I can still remember the first time I saw you.
There’s something about you that I notice.
I am sure, it’s not your looks, you were never the one that could launch a thousand ships.
You’re quiet and snob, so definitely, it’s just my curiosity that drives me to notice you.
The night we met, it was the most stupid situation I’ve ever experienced meeting someone.
I handed over a white face towel and asked it was yours.
You answered me with a no and you jokingly asked for my name and offered your hand.
We’re not aware that of each one’s existence, though we’ve come across each other’s faces every day. Not until I teased. I did that, for no purpose at all.
Should we blame this to Fate or Destiny?
So, do I really have to mention that I don’t like you from the start?
I busted you thrice!
But who would have expected that things turn out to be exactly the opposite?
I fell in love with you.
We had so much fun together.
There is nothing in this world that can separate us from each other.
The bliss, the love, it feels so overwhelming…
Until He blesses us with a wonderful baby girl.
Life was perfect by then.
Then, we go on with our life.
We never had the perfect life that we have imagined.
Life was never the one we pictured out together.

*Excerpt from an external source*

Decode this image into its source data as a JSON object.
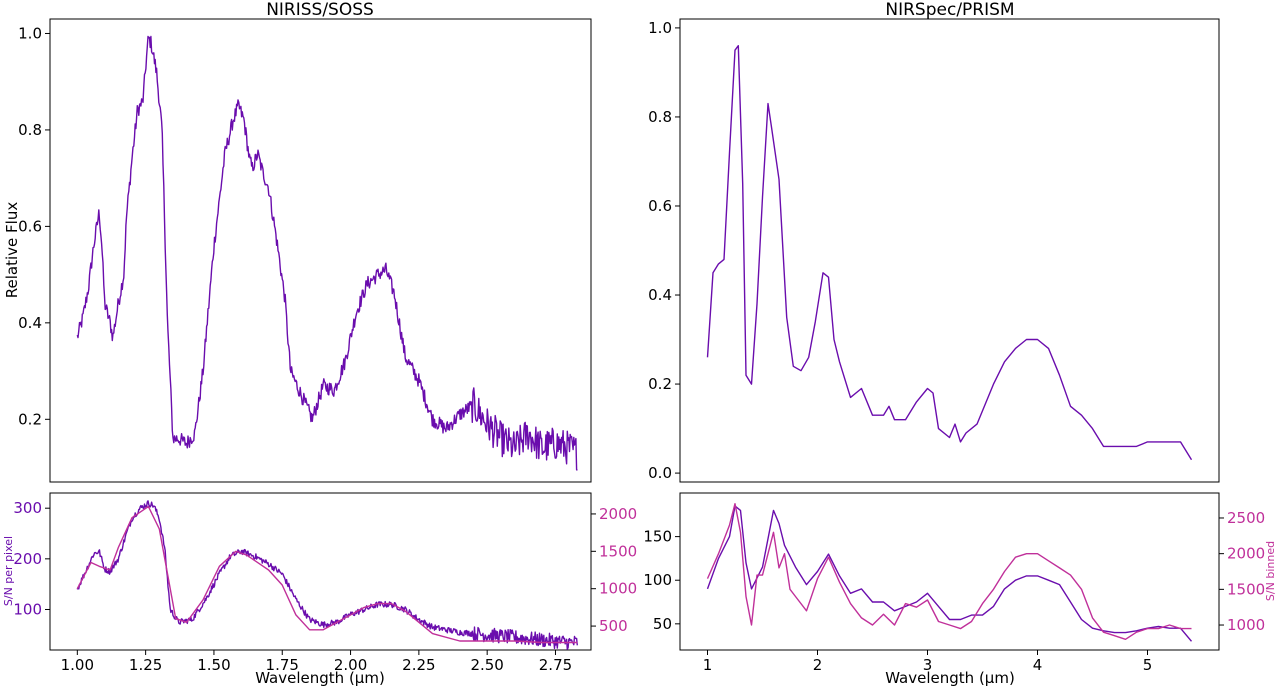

We had our second awesome baby.
We are blessed to have wonderful kids.
The fun and excitement, it was all just a merely forgotten memory of ours.
Day by day we struggle to be the same person before.
Day and night, we try to keep what’s still left.
Every single day, we still try.
I kept asking myself every night when I look at you, as you close your eyes.
How did we end up like this?
I mean, is this how it’s all going to end after all the struggle we have been through?
Was the struggle, worth it after all?
Was fighting the struggle worth another chance? Worth another try?